Segundo dados da empresa, nenhuma das distribuidoras consegue hoje atingir os níveis de gastos exigidos pela empresa de referência estabelecida pelo órgão regulador. Mas Hosken diz que os números foram melhorando ao longo dos últimos anos. Em gestão de material se gastava R$ 5 bilhões, segundo Hosken. Esse valor foi reduzido em 30%. Os processos de serviços que eram contratados por homem/hora foram alterados por unidade de serviço, o que dá grande economia. "Mas esse é um processo lento", disse Hosken. "São desafios que temos nas distribuidoras de médio ou longo prazo."
A companhia vive forte pressão, pois os prejuízos recorrentes afetam os números do grupo como um todo. A Eletrobras teve um lucro líquido de R$ 2,2 bilhões. O prejuízo das distribuidoras foi de quase meio bilhão de reais. Todos esses desafios serão agora assumidos por Marcos Aurélio Madureira, que foi diretor de distribuição da Energisa e também da Cemig. Ele é o terceiro presidente em três anos. O cargo já foi ocupado por Flávio Decat, que deixou a empresa para assumir a área no grupo Rede Energia e hoje é presidente de Furnas. Hosken, que era diretor financeiro de Decat, assumiu a presidência e agora deixa o cargo para assessorar diretamente o presidente da holding Eletrobras, José da Costa Carvalho Neto.
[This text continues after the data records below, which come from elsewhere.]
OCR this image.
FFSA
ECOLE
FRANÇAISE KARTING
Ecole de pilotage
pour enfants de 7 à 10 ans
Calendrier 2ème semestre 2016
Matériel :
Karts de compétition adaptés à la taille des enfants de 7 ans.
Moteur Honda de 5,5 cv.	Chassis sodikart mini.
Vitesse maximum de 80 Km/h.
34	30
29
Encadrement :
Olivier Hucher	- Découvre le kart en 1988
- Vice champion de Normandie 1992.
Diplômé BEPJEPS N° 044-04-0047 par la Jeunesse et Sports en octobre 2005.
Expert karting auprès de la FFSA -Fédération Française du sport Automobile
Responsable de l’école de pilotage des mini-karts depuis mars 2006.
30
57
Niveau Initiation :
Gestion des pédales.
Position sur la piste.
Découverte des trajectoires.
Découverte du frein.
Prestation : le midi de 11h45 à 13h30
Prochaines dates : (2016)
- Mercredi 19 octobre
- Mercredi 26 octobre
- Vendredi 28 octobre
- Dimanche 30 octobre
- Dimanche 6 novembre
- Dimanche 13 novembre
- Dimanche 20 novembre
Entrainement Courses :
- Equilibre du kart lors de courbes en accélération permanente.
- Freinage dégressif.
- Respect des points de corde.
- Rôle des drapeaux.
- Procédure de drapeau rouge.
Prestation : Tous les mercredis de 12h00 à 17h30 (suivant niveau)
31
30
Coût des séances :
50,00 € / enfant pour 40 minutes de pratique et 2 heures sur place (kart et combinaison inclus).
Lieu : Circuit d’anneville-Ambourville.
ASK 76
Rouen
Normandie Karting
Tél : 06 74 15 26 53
A solução para as empresas de distribuição é um desafio para o próximo presidente. As pressões são muitas e de várias direções. O representante dos minoritários da Eletrobras defende uma espécie de privatização branca, que leve essas empresas para o Novo Mercado da BM&FBovespa, com uma diluição de capital. Dessa forma, a Eletrobras poderia recuperar o que já investiu nas empresas.
Outra forte pressão tem sido feita pelos governos estaduais. Com níveis de qualidade de serviço insatisfatórios, reconhecidos pela própria Eletrobras, os novos governantes já ventilam a possibilidade de retomar as empresas. Todas as distribuidoras que estão hoje sob o guarda-chuva da Eletrobras foram federalizadas quando os Estados devolveram às concessões ao governo. E a outra pressão é para a privatização de fato das empresas, que daria mais agilidade na recuperação das companhias. O problema é que elas teriam que ser vendidas em bloco, pois agentes privados têm interesse em apenas alguns ativos.
Para este ano, os investimentos previstos nas distribuidoras é de R$ 1,5 bilhão. Esses volumes terão que ser financiados, boa parte em RGR. Outros R$ 700 milhões serão necessários para o programa Luz para Todos."